3973 19:41:32 open("/proc/net/if_inet6", O_RDONLY) = 6

Each line is parsed using fgets :

fgets(iter->entry, sizeof(iter->entry), iter->proc) != NULL)

https://git.launchpad.net/ubuntu/+source/ntp/tree/lib/isc/unix/interfaceiter.c?h=ubuntu/trusty-updates#n181

What's sizeof(iter->entry) ? Well "entry" is defined like that :

 char entry[ISC_IF_INET6_SZ];

https://git.launchpad.net/ubuntu/+source/ntp/tree/lib/isc/unix/ifiter_getifaddrs.c?h=ubuntu/trusty-updates#n48

And ISC_IF_INET6_SZ is :
#define ISC_IF_INET6_SZ \
    sizeof("00000000000000000000000000000001 01 80 10 80 XXXXXXloXXXXXXXX\n")
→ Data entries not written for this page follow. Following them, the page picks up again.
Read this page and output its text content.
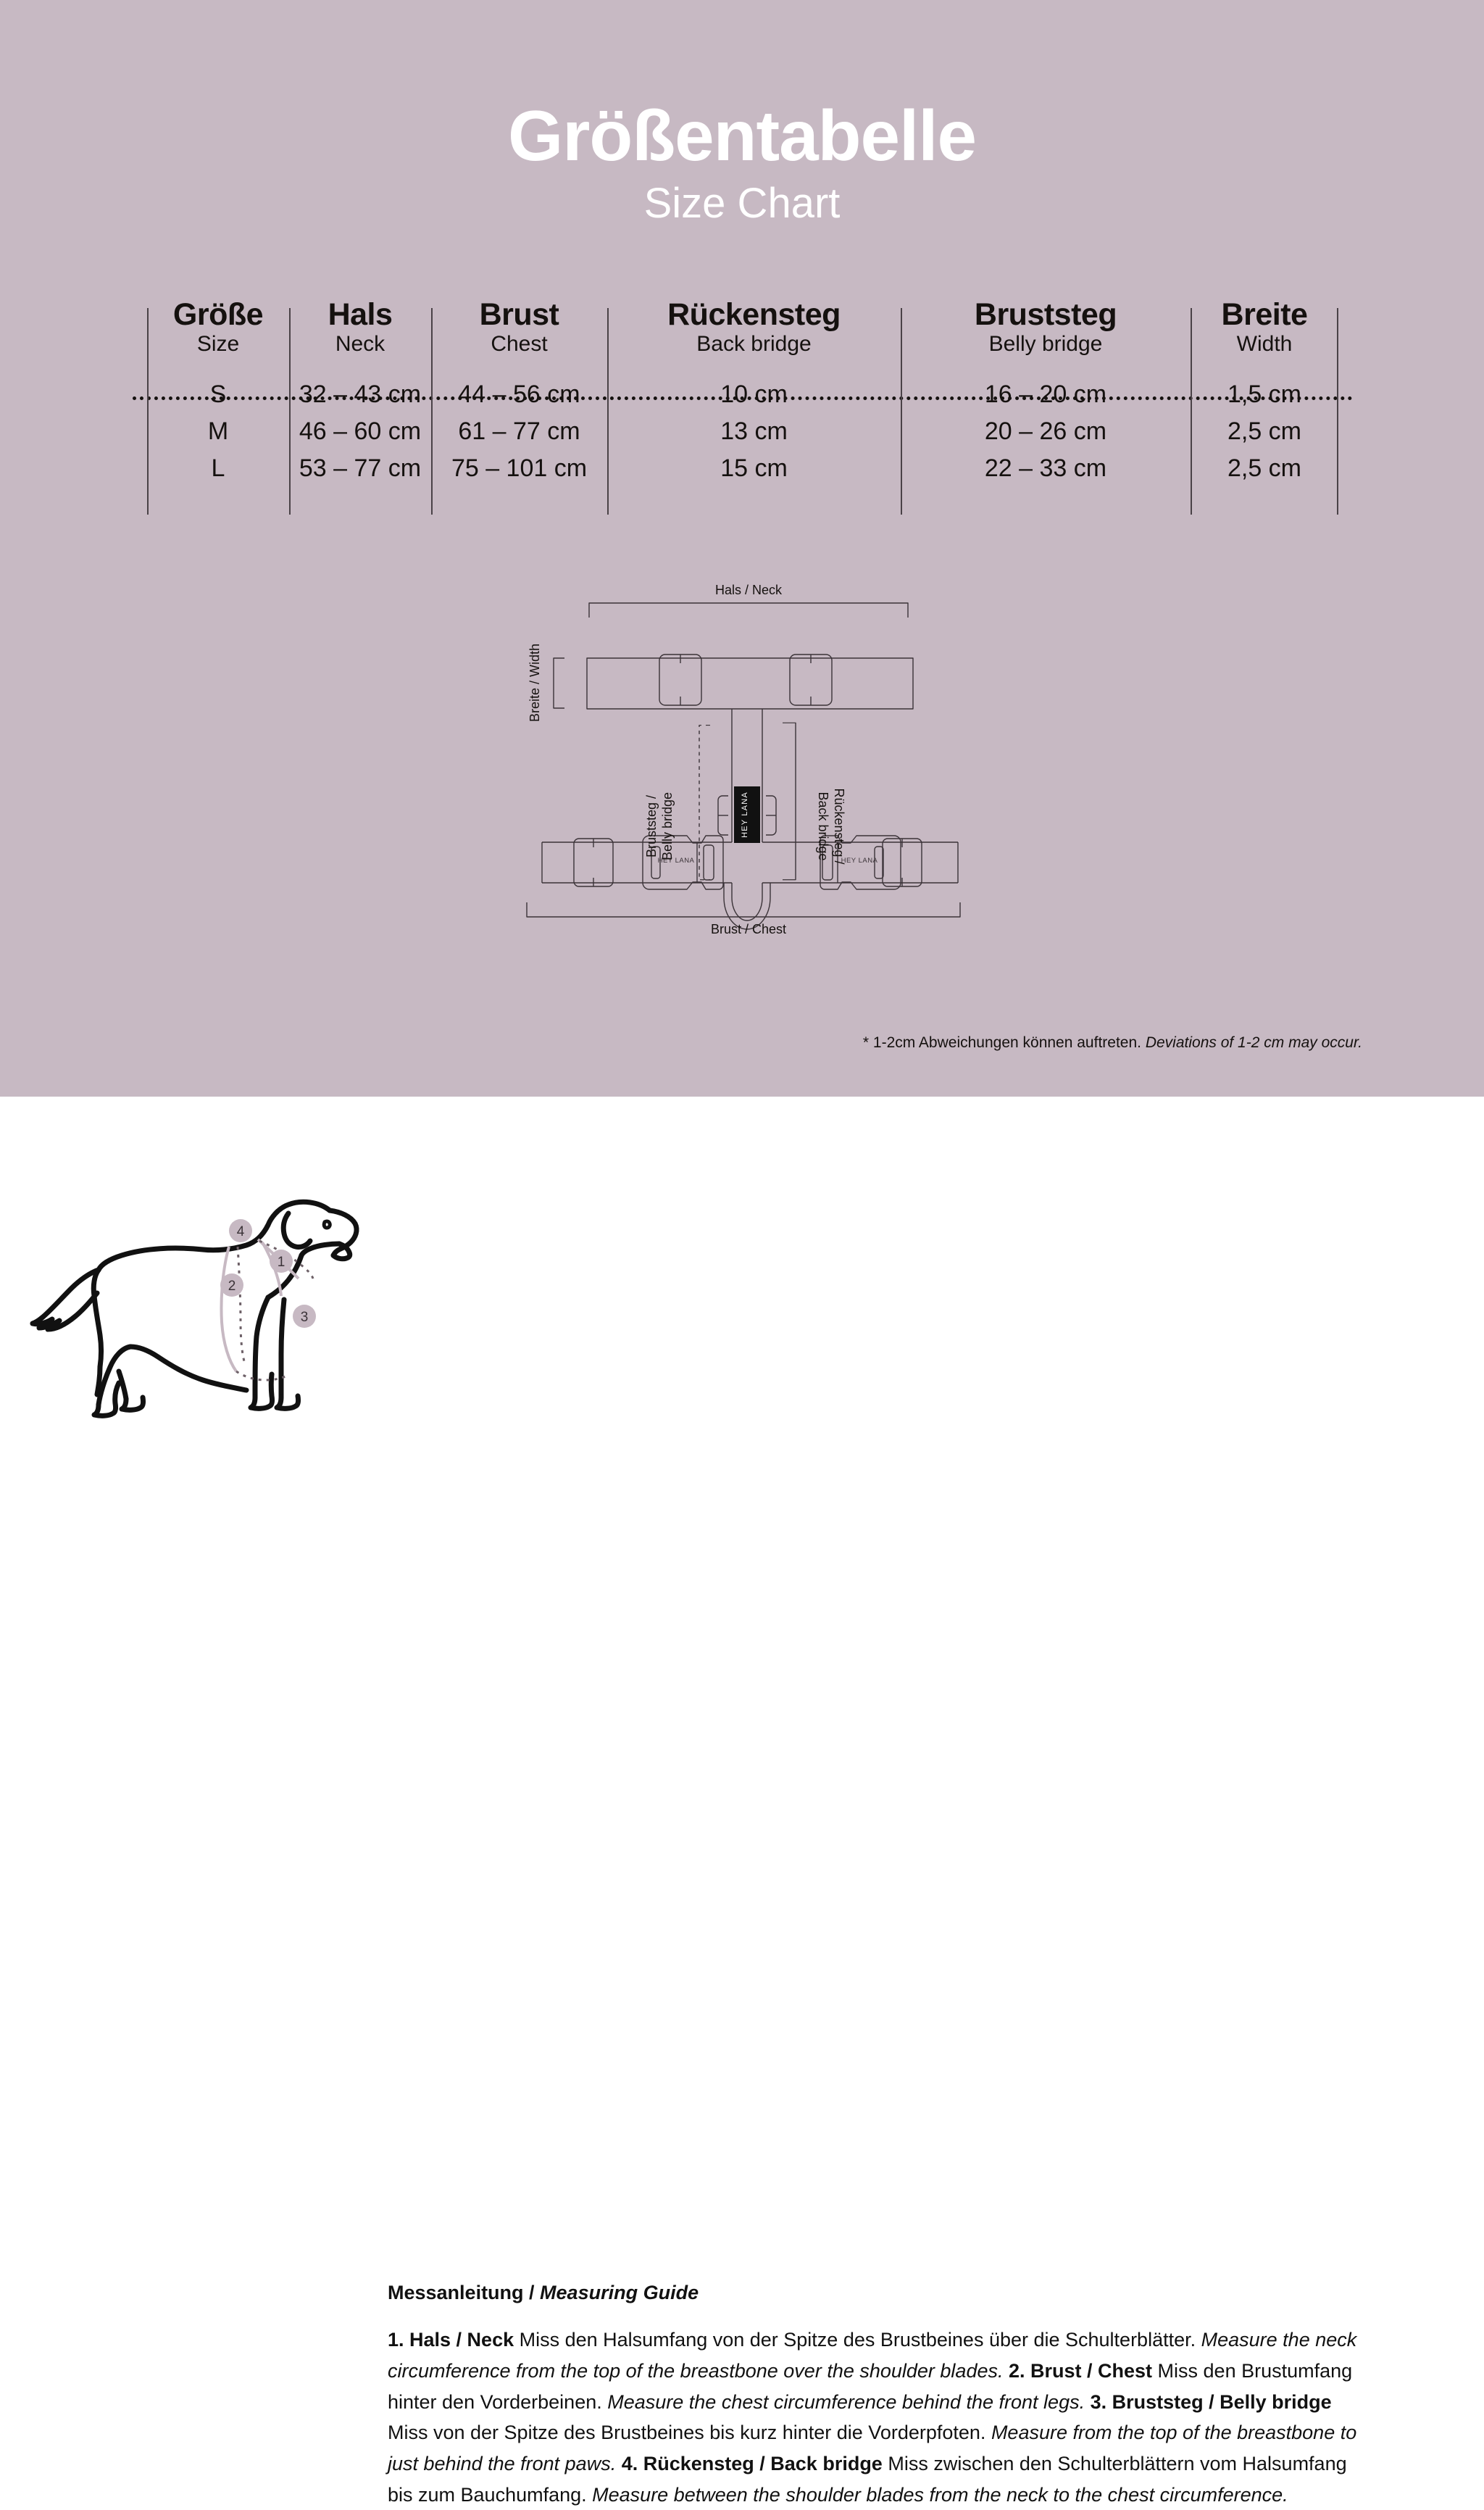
Größentabelle
Size Chart
Größe	Hals	Brust	Rückensteg	Bruststeg	Breite
Size	Neck	Chest	Back bridge	Belly bridge	Width

S	32 – 43 cm	44 – 56 cm	10 cm	16 – 20 cm	1,5 cm
M	46 – 60 cm	61 – 77 cm	13 cm	20 – 26 cm	2,5 cm
L	53 – 77 cm	75 – 101 cm	15 cm	22 – 33 cm	2,5 cm
HEY LANA
HEY LANA	HEY LANA
Hals / Neck
Breite / Width
Bruststeg / Belly bridge	Rückensteg /
Back bridge
Brust / Chest
* 1-2cm Abweichungen können auftreten. Deviations of 1-2 cm may occur.
1
2
3
4
Messanleitung / Measuring Guide
1. Hals / Neck Miss den Halsumfang von der Spitze des Brustbeines über die Schulterblätter. Measure the neck circumference from the top of the breastbone over the shoulder blades. 2. Brust / Chest Miss den Brustumfang hinter den Vorderbeinen. Measure the chest circumference behind the front legs. 3. Bruststeg / Belly bridge Miss von der Spitze des Brustbeines bis kurz hinter die Vorderpfoten. Measure from the top of the breastbone to just behind the front paws. 4. Rückensteg / Back bridge Miss zwischen den Schulterblättern vom Halsumfang bis zum Bauchumfang. Measure between the shoulder blades from the neck to the chest circumference.
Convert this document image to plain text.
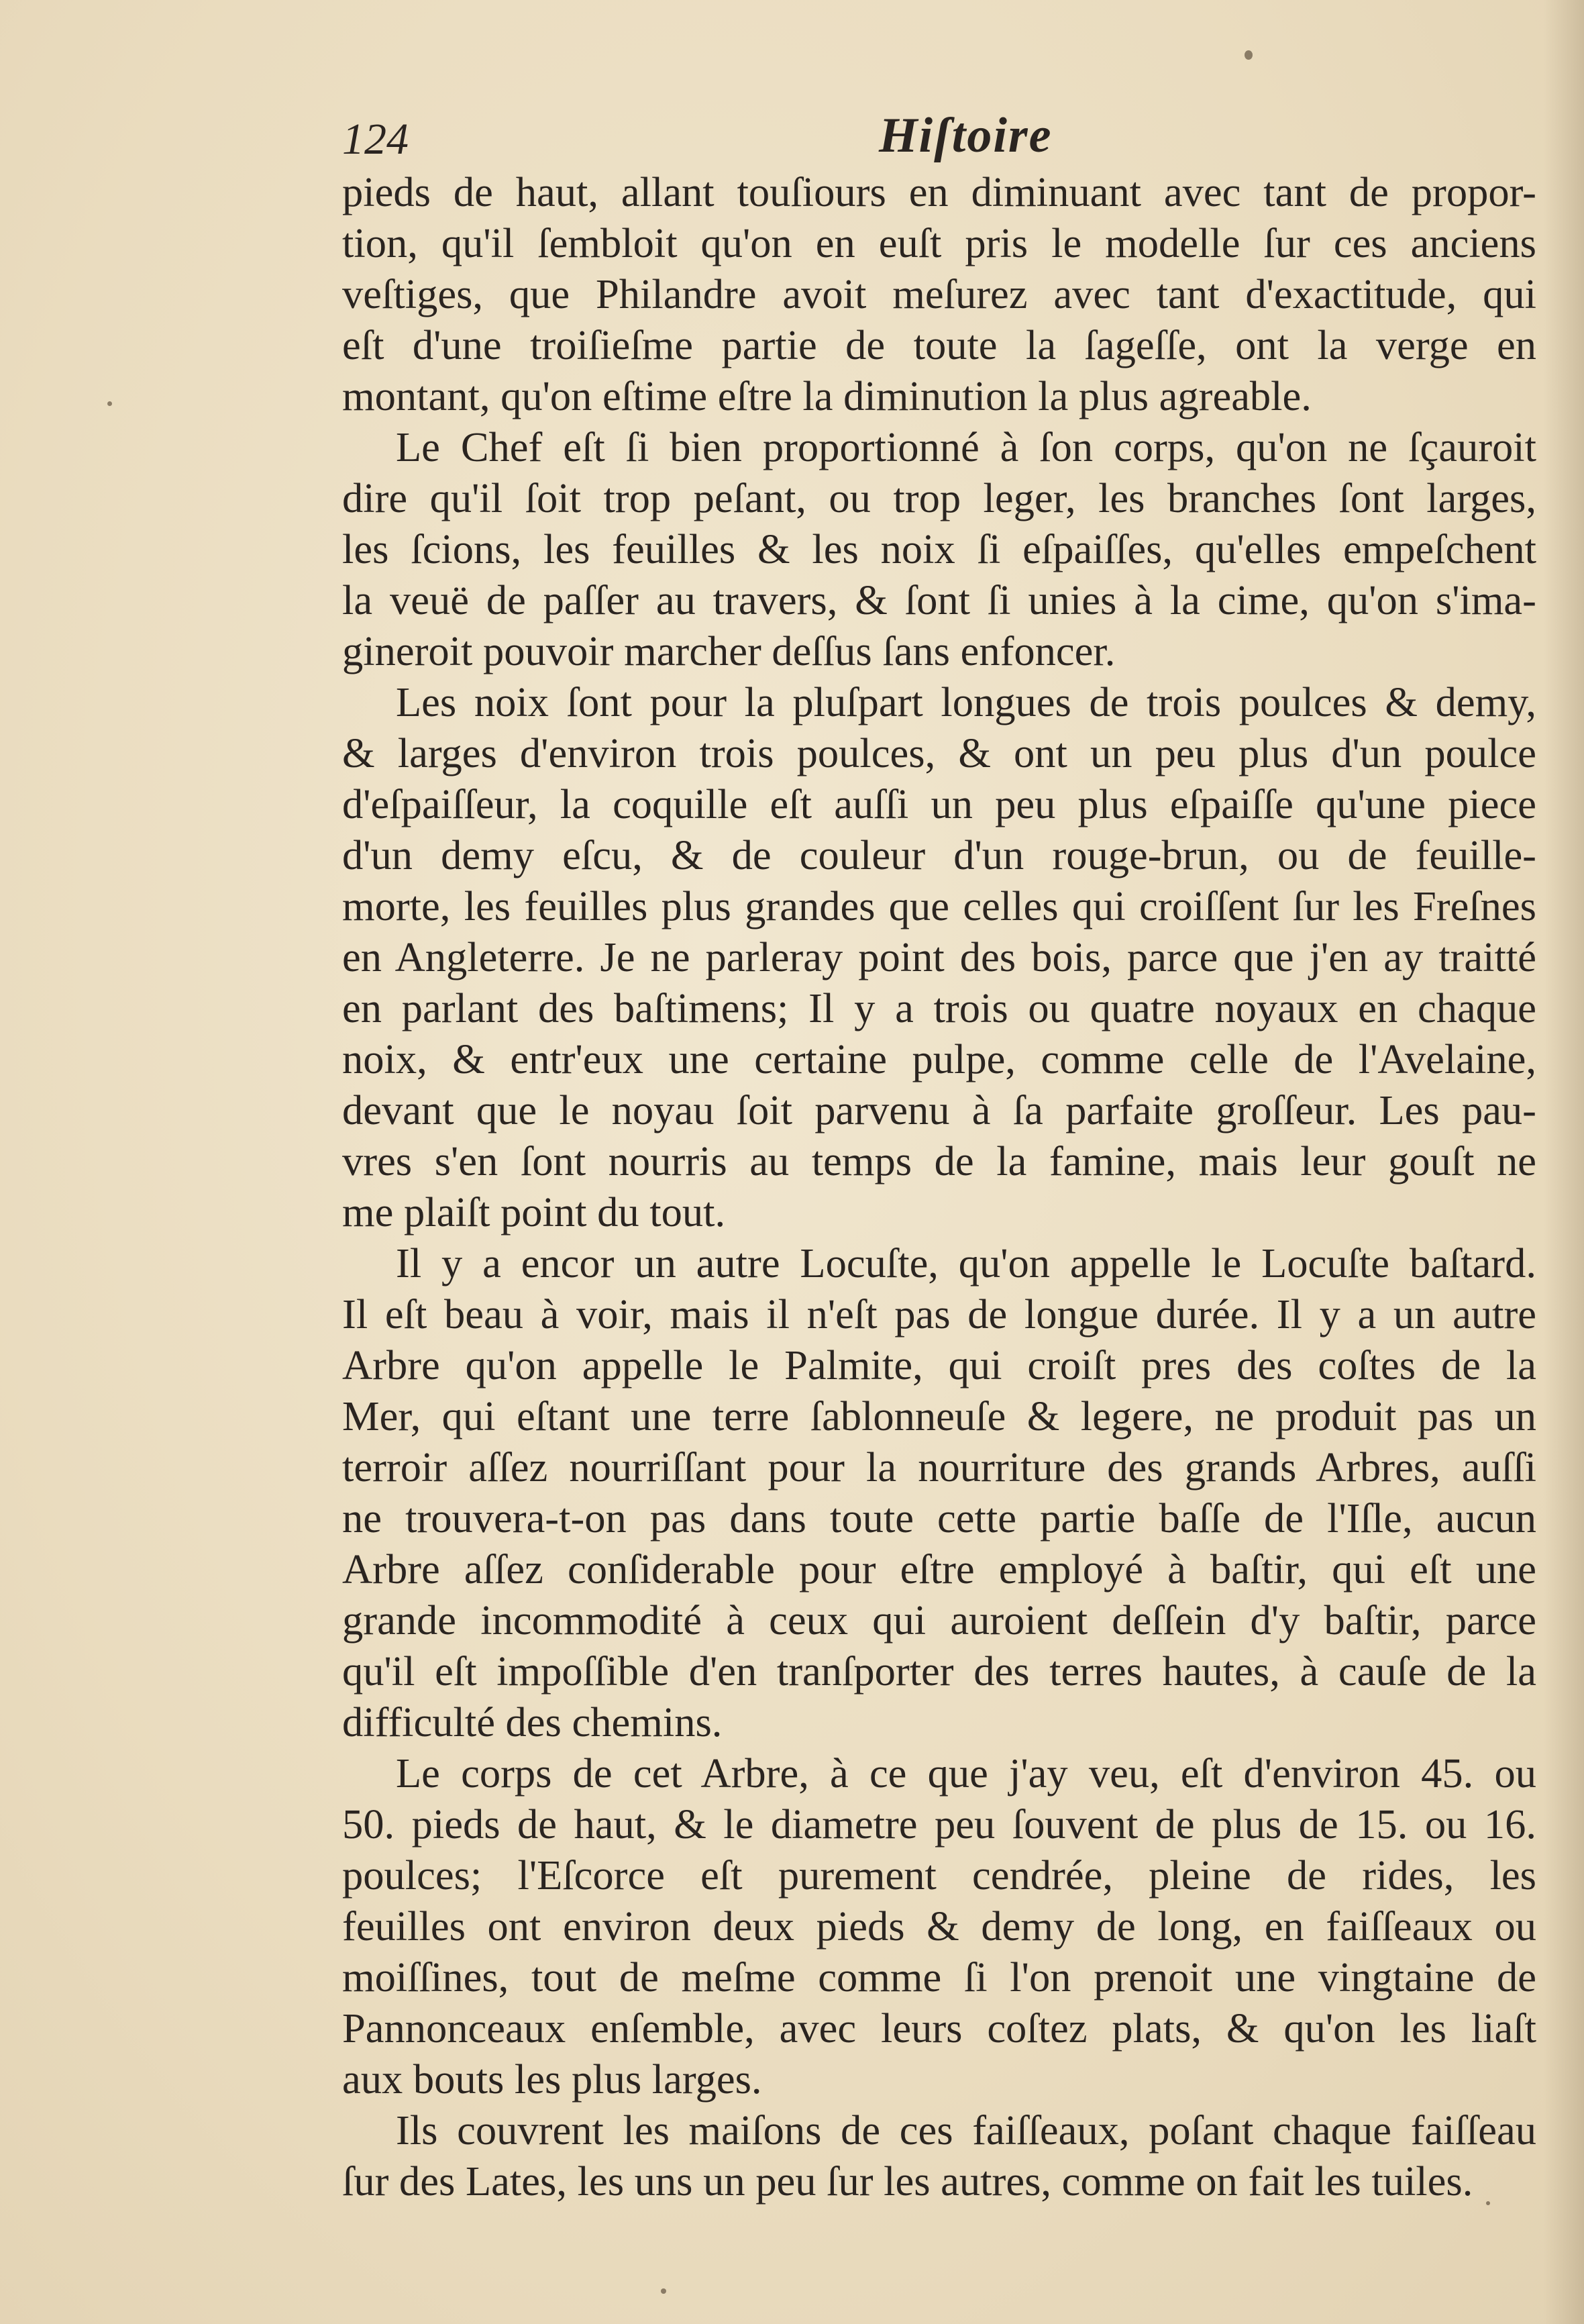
124	Hiſtoire
pieds de haut, allant touſiours en diminuant avec tant de propor-
tion, qu'il ſembloit qu'on en euſt pris le modelle ſur ces anciens
veſtiges, que Philandre avoit meſurez avec tant d'exactitude, qui
eſt d'une troiſieſme partie de toute la ſageſſe, ont la verge en
montant, qu'on eſtime eſtre la diminution la plus agreable.
Le Chef eſt ſi bien proportionné à ſon corps, qu'on ne ſçauroit
dire qu'il ſoit trop peſant, ou trop leger, les branches ſont larges,
les ſcions, les feuilles & les noix ſi eſpaiſſes, qu'elles empeſchent
la veuë de paſſer au travers, & ſont ſi unies à la cime, qu'on s'ima-
gineroit pouvoir marcher deſſus ſans enfoncer.
Les noix ſont pour la pluſpart longues de trois poulces & demy,
& larges d'environ trois poulces, & ont un peu plus d'un poulce
d'eſpaiſſeur, la coquille eſt auſſi un peu plus eſpaiſſe qu'une piece
d'un demy eſcu, & de couleur d'un rouge-brun, ou de feuille-
morte, les feuilles plus grandes que celles qui croiſſent ſur les Freſnes
en Angleterre. Je ne parleray point des bois, parce que j'en ay traitté
en parlant des baſtimens; Il y a trois ou quatre noyaux en chaque
noix, & entr'eux une certaine pulpe, comme celle de l'Avelaine,
devant que le noyau ſoit parvenu à ſa parfaite groſſeur. Les pau-
vres s'en ſont nourris au temps de la famine, mais leur gouſt ne
me plaiſt point du tout.
Il y a encor un autre Locuſte, qu'on appelle le Locuſte baſtard.
Il eſt beau à voir, mais il n'eſt pas de longue durée. Il y a un autre
Arbre qu'on appelle le Palmite, qui croiſt pres des coſtes de la
Mer, qui eſtant une terre ſablonneuſe & legere, ne produit pas un
terroir aſſez nourriſſant pour la nourriture des grands Arbres, auſſi
ne trouvera-t-on pas dans toute cette partie baſſe de l'Iſle, aucun
Arbre aſſez conſiderable pour eſtre employé à baſtir, qui eſt une
grande incommodité à ceux qui auroient deſſein d'y baſtir, parce
qu'il eſt impoſſible d'en tranſporter des terres hautes, à cauſe de la
difficulté des chemins.
Le corps de cet Arbre, à ce que j'ay veu, eſt d'environ 45. ou
50. pieds de haut, & le diametre peu ſouvent de plus de 15. ou 16.
poulces; l'Eſcorce eſt purement cendrée, pleine de rides, les
feuilles ont environ deux pieds & demy de long, en faiſſeaux ou
moiſſines, tout de meſme comme ſi l'on prenoit une vingtaine de
Pannonceaux enſemble, avec leurs coſtez plats, & qu'on les liaſt
aux bouts les plus larges.
Ils couvrent les maiſons de ces faiſſeaux, poſant chaque faiſſeau
ſur des Lates, les uns un peu ſur les autres, comme on fait les tuiles.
https://git.launchpad.net/ubuntu/+source/ntp/tree/lib/isc/unix/interfaceiter.c?h=ubuntu/trusty-updates#n153

And this is where the problem is. The computation of ISC_IF_INET6_SZ assumes that ifindex will be 2 chars (in hex), so that ifindex will be < 256. However, ifindexes higher than that are likely common, so why don't we see this bug elsewhere ? Well because the computation of ISC_IF_INET6_SZ also assumes that the interface name is 16 chars.

In our example, the interface name is "only" 14 chars, so we have a buffer of 2 chars for the ifindex. But that's not enough, it's off by 1 in fact !
"00000000000000000000000000000001 01 80 10 80 XXXXXXloXXXXXXXX\n" is 62 chars long.
The first line of if_inet6 on our machine is :
fe800000000000000cac86fffeb1c824 108bc 40 20 80 qvbba244f00-69, and that's 62 chars long... but without the \n !

So what might be happening here is that the first iteration of the loop will properly read the whole line except the \n, and the next iteration will resume at that location, and because fgets() stops at EOF or newline, it will just return a newline, which will make the whole iteration stop.

The fix here is pretty simple : the computation of ISC_IF_INET6_SZ should assume an ifindex of UINT_MAX, ie ffffffff (or any 8-chars number). If I can trust https://git.launchpad.net/ubuntu/+source/ntp/tree/lib/isc/unix/interfaceiter.c?h=applied/ubuntu/jammy this is still present in Jammy.

Redirecting the bug to the "ntp" package.